POSITION SUMMARY OF ENDOSCOPY TRAINING IN WALES
In 2006 Welsh Assembly Government supported the development of the Welsh Endoscopy Training Network (WETN). Central funding was allocated to set up regional training centres with backfill arrangements for a Clinical Training Lead, Nurse Training Lead and Local Facilitators. In collaboration with other UK Regional Training Centres a comprehensive programme of JAG-approved training courses has been developed. Central funding came to an end in March 2009. Since this time courses continue to be administered through WIMAT (Postgraduate Deanery).
- Course programme provides training opportunities on 1) mandatory Basic Skills Courses, 2) entry level Therapeutic Skills training and 3) Advanced Endoscopy training courses (for SpRs and Consultants).
- JAG QA Training Committee have published updated recommendations on the requirements of Regional Training Centres (Mar 2010). Though the 'Celtic clause' acknowledges that the JAG visit process is lagging behind that in England, WETN training centres will need to meet expected Global Rating Score (GRS) standards and pass a JAG visit.to maintain JAG approved status
- Discussion is ongoing with the Postgraduate Deanery and LHBs as to how the previously backfilled Training Leads posts can be adequately recognised and 'badged' as appropriate CPD activity. Review of trainer time allocations, use of individual training facilities and training course time and faculty efficiency has been performed.
- The WETN provides a valuable resource for advanced endoscopists and trainers, running Training the Trainer, Trainer Update and Advanced Endoscopy symposia for CPD. WIMAT will support an additional Bowel Cancer Screening Training Day in November.
- In March 2010, the Training GRS Toolkit was launched, to promote progress in Endoscopy Units across Wales in the Training Domain of the GRS. The web-based JAG e-portfolio has also been rolled out across Wales in order to facilitate assessment, record keeping and feedback in endoscopy training.
Ongoing pressures / challenges
Ø Financial constraints and service pressures on LHBs are creating an environment where recruitment of training faculty (and their release from service activity) is becoming more difficult, even though this is recognised as valid CPD activity
Ø Ongoing faculty development opportunities will be vital both to support the need for trained faculty on courses and meet the requirements of the Training Domain of the GRS.
Ø Efforts are ongoing to 'square the circle' and improve co-ordination of available training opportunities across Wales (local Training Leads and Training Centres) and matching these to needs identified at ARCPs (STCs).
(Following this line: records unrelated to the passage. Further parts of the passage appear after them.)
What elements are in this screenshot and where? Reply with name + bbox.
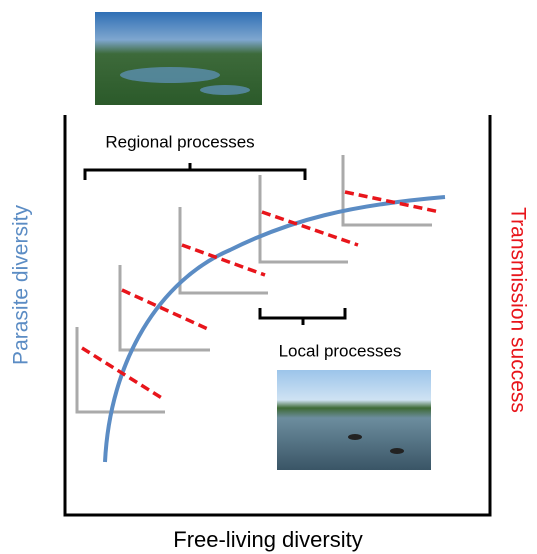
local-label: Local processes	[279, 341, 402, 360]
x-axis-label: Free-living diversity	[173, 527, 363, 552]
transmission-lines	[81, 190, 441, 402]
local-brace	[258, 308, 347, 325]
photo-lake	[200, 85, 250, 95]
local-axis	[75, 327, 165, 414]
transmission-line	[121, 288, 211, 332]
photo-lake	[120, 67, 220, 83]
local-axis	[258, 175, 348, 264]
regional-label: Regional processes	[105, 132, 254, 151]
duck	[390, 448, 404, 454]
local-axis	[178, 207, 268, 295]
local-axes	[75, 155, 432, 414]
regional-brace	[83, 163, 307, 180]
duck	[348, 434, 362, 440]
diversity-curve	[103, 195, 446, 463]
local-axis	[341, 155, 432, 227]
transmission-line	[181, 243, 266, 277]
axes-frame	[63, 115, 492, 517]
transmission-line	[344, 190, 441, 214]
lake-photo	[277, 370, 431, 470]
y2-axis-label: Transmission success	[506, 207, 529, 413]
local-axis	[118, 265, 210, 352]
transmission-line	[261, 210, 359, 247]
y-axis-label: Parasite diversity	[10, 205, 33, 365]
transmission-line	[81, 346, 166, 402]
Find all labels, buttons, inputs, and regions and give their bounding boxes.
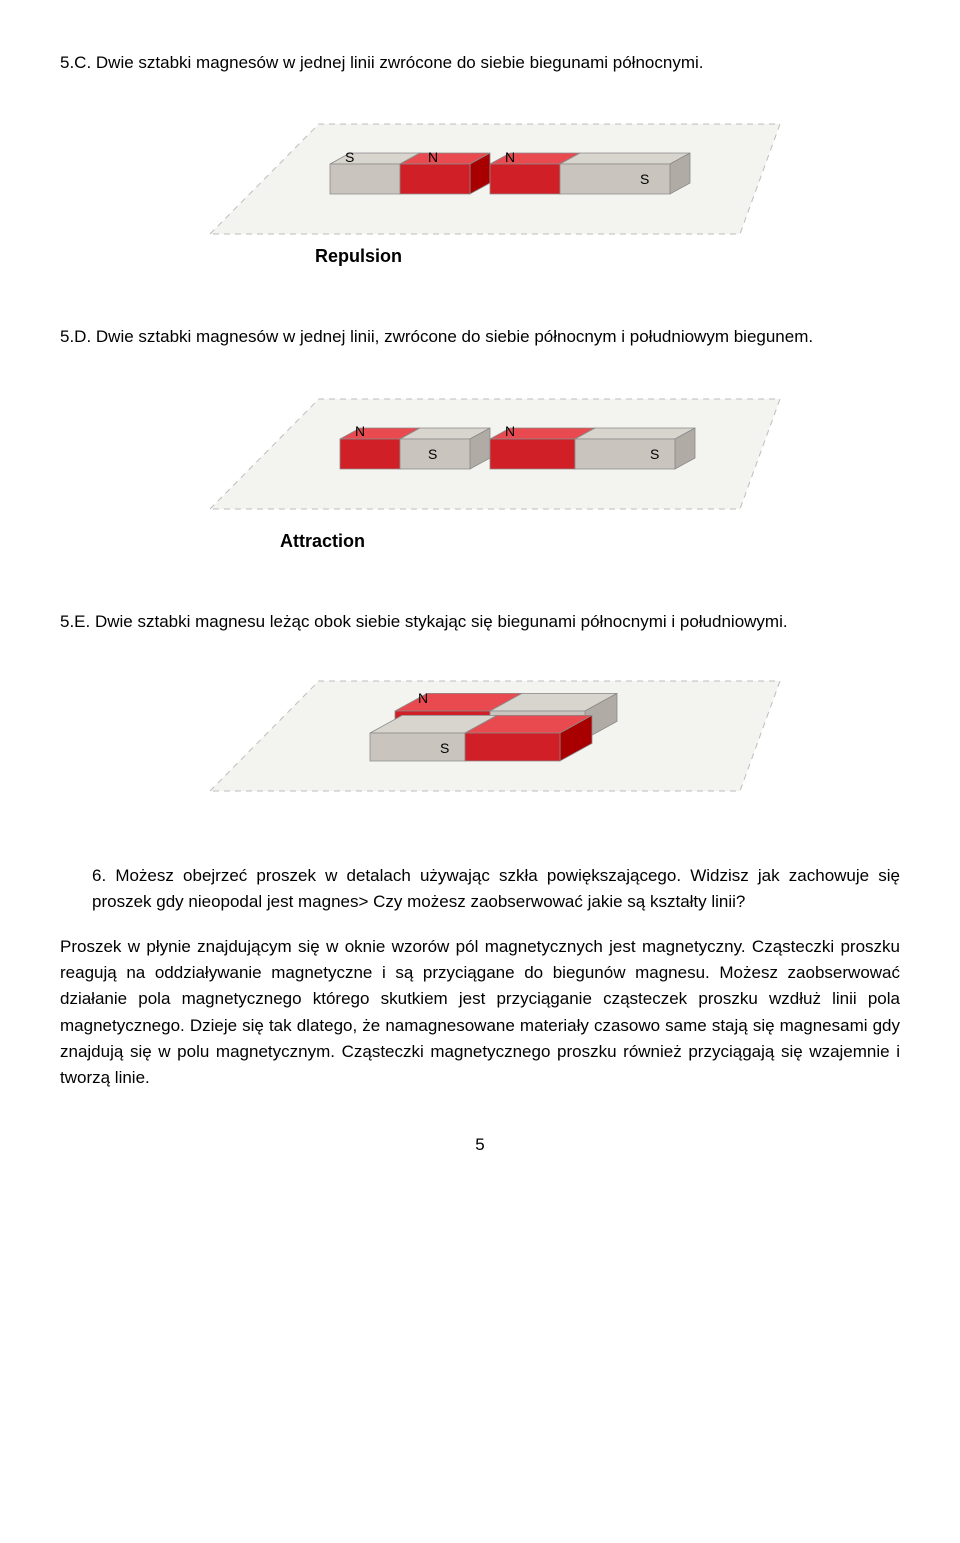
svg-text:S: S bbox=[650, 446, 659, 462]
svg-text:N: N bbox=[505, 149, 515, 165]
section-5c: 5.C. Dwie sztabki magnesów w jednej lini… bbox=[60, 50, 900, 76]
svg-text:Attraction: Attraction bbox=[280, 531, 365, 551]
svg-text:N: N bbox=[418, 690, 428, 706]
section-5e: 5.E. Dwie sztabki magnesu leżąc obok sie… bbox=[60, 609, 900, 635]
figure-side-by-side: NS bbox=[60, 653, 900, 833]
svg-text:N: N bbox=[428, 149, 438, 165]
svg-text:S: S bbox=[345, 149, 354, 165]
svg-text:N: N bbox=[355, 423, 365, 439]
section-5d: 5.D. Dwie sztabki magnesów w jednej lini… bbox=[60, 324, 900, 350]
svg-text:S: S bbox=[440, 740, 449, 756]
svg-text:S: S bbox=[428, 446, 437, 462]
svg-text:S: S bbox=[640, 171, 649, 187]
page-number: 5 bbox=[60, 1132, 900, 1158]
section-6: 6. Możesz obejrzeć proszek w detalach uż… bbox=[60, 863, 900, 916]
figure-attraction: N S N S Attraction bbox=[60, 369, 900, 579]
body-paragraph: Proszek w płynie znajdującym się w oknie… bbox=[60, 934, 900, 1092]
svg-text:N: N bbox=[505, 423, 515, 439]
svg-text:Repulsion: Repulsion bbox=[315, 246, 402, 266]
figure-repulsion: S N N S Repulsion bbox=[60, 94, 900, 294]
An inaugural meeting of the All Wales, mutli-disciplinary Endoscopy QA Group has been set for October 2010.
Ø A considerable workload exists in maintaining the QA requirements on JAG-approved courses and a system of continuous improvement of models and course materials. This is currently met only on a 'voluntary' basis by committed training leads. LHBs need to recognise the additional time committed to these national activities in job planning.
Ø Industrial partners are cutting back on 'educational' budgets. Future support for the Advanced Endoscopy Symposia is likely to be scaled down. Courses are heavily reliant on the donation of 'recently out of date' stock from manufacturers.
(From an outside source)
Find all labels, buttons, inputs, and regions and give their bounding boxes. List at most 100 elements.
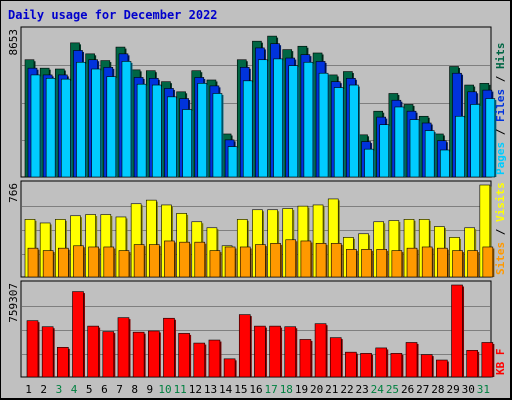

Ø Advances in animal model development have provided high quality training opportunities but will require additional technical support to harness their full potential.
Ø The need for an improved infrastructure for endoscopic sub-speciality training (ERCP, EUS, advanced mucosal resection techniques) has been highlighted
LHBs need to accept that the delivery of endoscopy training lists (which are scaled down to fewer procedures to meet needs of trainees) should be recognised as Direct Clinical Care sessions in job planning.